I've looked over the last few months, and I see no mention of the Stream anywhere on the TiVo site. Is the Stream gone?


----------



## JBDragon (Jan 4, 2004)

hefe said:


> I've looked over the last few months, and I see no mention of the Stream anywhere on the TiVo site. Is the Stream gone?


It's looking that way. I looked all over TIVO's web page and couldn't find it. So they're doing a pretty good job of hiding it. I did a search on their site. Then I went to Amazon and it's only available from a 3rd party. Only 1 and it's over prices at $180. Considering TIVO doesn't seem to give a crap about it working under Windows 10 and decided to just pull it, that's pretty lame of them. It at least still works streaming to my iPad 3. I don't know about newer iPads?!?!

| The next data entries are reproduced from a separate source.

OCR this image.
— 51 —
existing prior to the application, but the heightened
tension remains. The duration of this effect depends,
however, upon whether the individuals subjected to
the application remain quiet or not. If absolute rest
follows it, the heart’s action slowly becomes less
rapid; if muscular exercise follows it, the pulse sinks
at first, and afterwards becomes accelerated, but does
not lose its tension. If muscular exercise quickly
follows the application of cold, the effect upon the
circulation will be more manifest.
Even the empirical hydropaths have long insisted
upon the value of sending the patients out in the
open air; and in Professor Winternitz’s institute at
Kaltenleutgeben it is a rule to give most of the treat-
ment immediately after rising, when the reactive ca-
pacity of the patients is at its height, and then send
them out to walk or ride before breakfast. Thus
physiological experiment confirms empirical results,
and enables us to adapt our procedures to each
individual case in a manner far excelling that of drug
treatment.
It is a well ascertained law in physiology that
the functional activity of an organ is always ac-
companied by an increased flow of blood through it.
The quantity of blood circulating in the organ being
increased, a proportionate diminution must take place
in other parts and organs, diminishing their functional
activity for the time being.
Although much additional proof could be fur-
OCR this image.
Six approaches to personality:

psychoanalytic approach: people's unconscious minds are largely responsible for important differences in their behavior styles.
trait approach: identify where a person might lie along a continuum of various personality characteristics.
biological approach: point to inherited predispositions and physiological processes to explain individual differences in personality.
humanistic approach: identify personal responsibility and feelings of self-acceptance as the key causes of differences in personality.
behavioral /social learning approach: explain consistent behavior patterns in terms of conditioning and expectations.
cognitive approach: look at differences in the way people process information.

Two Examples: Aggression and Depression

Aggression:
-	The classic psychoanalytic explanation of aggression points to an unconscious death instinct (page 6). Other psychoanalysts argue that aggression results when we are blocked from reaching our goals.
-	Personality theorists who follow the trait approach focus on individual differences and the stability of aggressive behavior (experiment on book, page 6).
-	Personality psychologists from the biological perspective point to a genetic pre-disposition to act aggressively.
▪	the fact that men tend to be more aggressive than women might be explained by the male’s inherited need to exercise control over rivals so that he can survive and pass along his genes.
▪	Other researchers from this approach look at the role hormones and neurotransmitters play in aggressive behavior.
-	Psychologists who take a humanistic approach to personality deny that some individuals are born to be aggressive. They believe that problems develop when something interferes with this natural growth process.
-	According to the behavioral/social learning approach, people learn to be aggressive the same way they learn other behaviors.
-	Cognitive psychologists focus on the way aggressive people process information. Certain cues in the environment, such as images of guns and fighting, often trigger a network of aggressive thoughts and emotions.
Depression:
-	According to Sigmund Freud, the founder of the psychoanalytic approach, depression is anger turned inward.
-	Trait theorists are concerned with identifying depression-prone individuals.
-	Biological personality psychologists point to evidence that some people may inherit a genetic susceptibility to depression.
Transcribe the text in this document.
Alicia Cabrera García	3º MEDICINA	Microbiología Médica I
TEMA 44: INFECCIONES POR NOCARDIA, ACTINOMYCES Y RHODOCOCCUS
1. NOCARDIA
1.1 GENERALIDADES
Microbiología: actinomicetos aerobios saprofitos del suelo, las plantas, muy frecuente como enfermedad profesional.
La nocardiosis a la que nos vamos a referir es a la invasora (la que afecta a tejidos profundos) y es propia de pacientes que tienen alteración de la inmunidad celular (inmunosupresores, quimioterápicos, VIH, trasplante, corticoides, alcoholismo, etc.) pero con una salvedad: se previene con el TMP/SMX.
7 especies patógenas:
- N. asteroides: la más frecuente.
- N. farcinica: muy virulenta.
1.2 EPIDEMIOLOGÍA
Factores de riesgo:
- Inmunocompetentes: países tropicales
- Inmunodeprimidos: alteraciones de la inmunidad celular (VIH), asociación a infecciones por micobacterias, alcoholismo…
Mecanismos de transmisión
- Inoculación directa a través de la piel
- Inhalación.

It looks like TIVO has killed it to me.


----------



## mroy5150 (May 30, 2017)

I couldn't find one anywhere so I bought a used on on eBay for $70 delivered. I have a Roamio OTA so I don't have any other option. I got it last week and set it up in about an hour. It works great. There are plenty available on eBay so i would suggest buying one there. I figured at least if it didn't satisfy my needs at least I was only out $70.


----------



## JBDragon (Jan 4, 2004)

The only problem is the stream works like CRAP these days on my Windows 10 computer. So bad I ended up getting a SlingBox, which by the way has it's own issues, Half the time I can't get it running, and when it does work, I get annoying commercials. My Stream works just fine on my iPad, but a lot of good that does me. Tivo these days don't seem to care. Their solution to the problem, stop selling the Stream. Even though they're pushing more Roamio OTA boxes.


----------



## mdavej (Aug 13, 2015)

Slingbox Embedded has no commercials
Slingbox Player


----------



## JBDragon (Jan 4, 2004)

mdavej said:


> Slingbox Embedded has no commercials
> Slingbox Player


I've heard of this in the past. It doesn't work with my SlingBox M2. Out of luck. I wish I could use that.


----------